Mereka kemudian disebut mardijkers yang berarti orang yang dimerdekakan. Budak-budak yang dibebaskan itu antara lain bernama Jan Van Badinlias, Baten Pahan, Samawarin Van Bali, Hazin Van Bali, Wiera Van Makassar dan Florian Van Bangelan, selain itu terdapat pula Raima dan istrinya Mamma, Lukas dan istrinya Klara, Sangkat Maligat, Malantas, Hagar dan Soman. Kemudian mereka menggunakan 12 nama marga. Ke-12 nama marga itu adalah Jonathan, Soedira, Laurens, Bacas, Leopn, Isakh, Samuel, Leander, Joseph, Tholense, Jacob dan Zadokh. Kecuali marga Zadokh yang telah punah lantaran kehabisan keturunan lelaki, keturunan marga-marga tersebut masih ada sampai sekarang.

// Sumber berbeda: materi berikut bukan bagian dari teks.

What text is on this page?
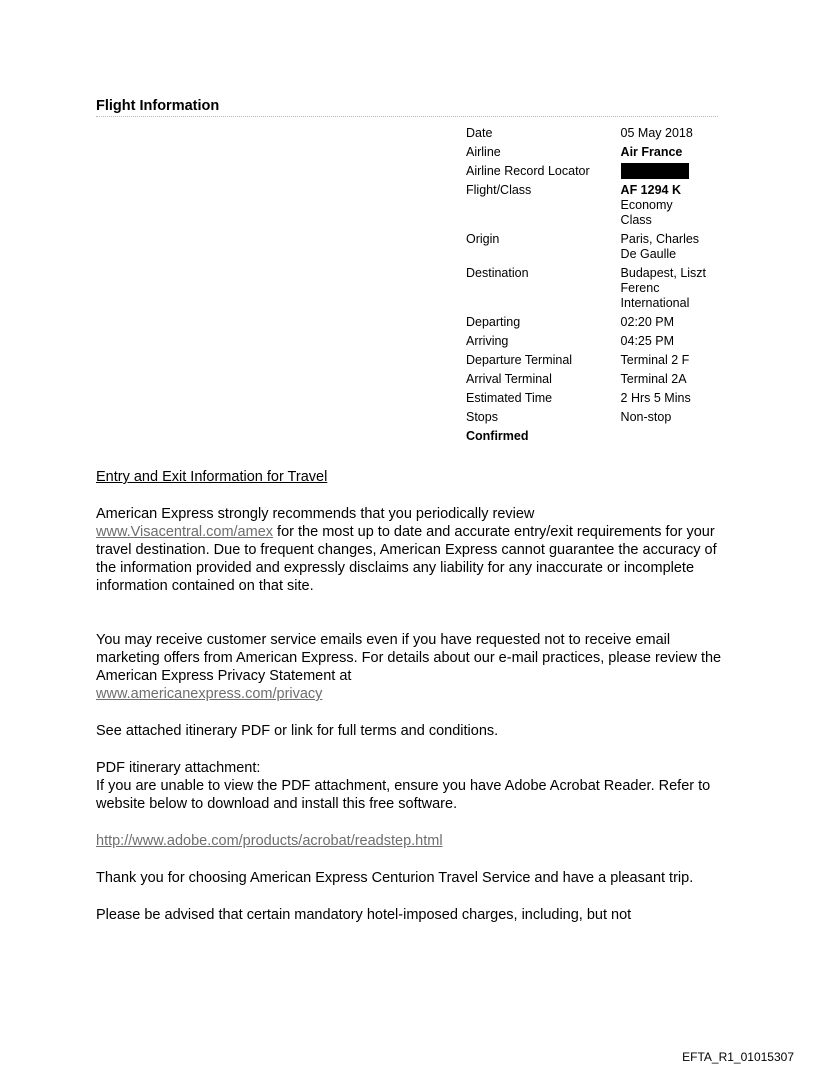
Flight Information
Date	05 May 2018
Airline	Air France
Airline Record Locator	

Flight/Class	AF 1294 K
Economy
Class

Origin	Paris, Charles
De Gaulle

Destination	Budapest, Liszt
Ferenc
International

Departing	02:20 PM
Arriving	04:25 PM
Departure Terminal	Terminal 2 F
Arrival Terminal	Terminal 2A
Estimated Time	2 Hrs 5 Mins
Stops	Non-stop
Confirmed	

Entry and Exit Information for Travel

American Express strongly recommends that you periodically review
www.Visacentral.com/amex for the most up to date and accurate entry/exit requirements for your travel destination. Due to frequent changes, American Express cannot guarantee the accuracy of the information provided and expressly disclaims any liability for any inaccurate or incomplete information contained on that site.

You may receive customer service emails even if you have requested not to receive email marketing offers from American Express. For details about our e-mail practices, please review the American Express Privacy Statement at
www.americanexpress.com/privacy

See attached itinerary PDF or link for full terms and conditions.

PDF itinerary attachment:

If you are unable to view the PDF attachment, ensure you have Adobe Acrobat Reader. Refer to website below to download and install this free software.

http://www.adobe.com/products/acrobat/readstep.html

Thank you for choosing American Express Centurion Travel Service and have a pleasant trip.

Please be advised that certain mandatory hotel-imposed charges, including, but not

EFTA_R1_01015307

Sebelum meninggal, pada tanggal 13 Maret 1714 Cornelis Chastelein menulis surat wasiat, yakni memberikan tanah perkebunannya di Depok seluas 1.224 hektar kepada para mardijkers itu. Chastelein tidak Cuma mewariskan tanah yang begitu luas. Ia juga membagi-bagikan sejumlah uang. Setiap keluarga memperoleh 16 Ringgit. Selain itu, ia juga mewariskan 300 ekor kerbau, dua perangkat gamelan yang dihiasi dan berthatakan emas, dan 60 tombak berlapis perak.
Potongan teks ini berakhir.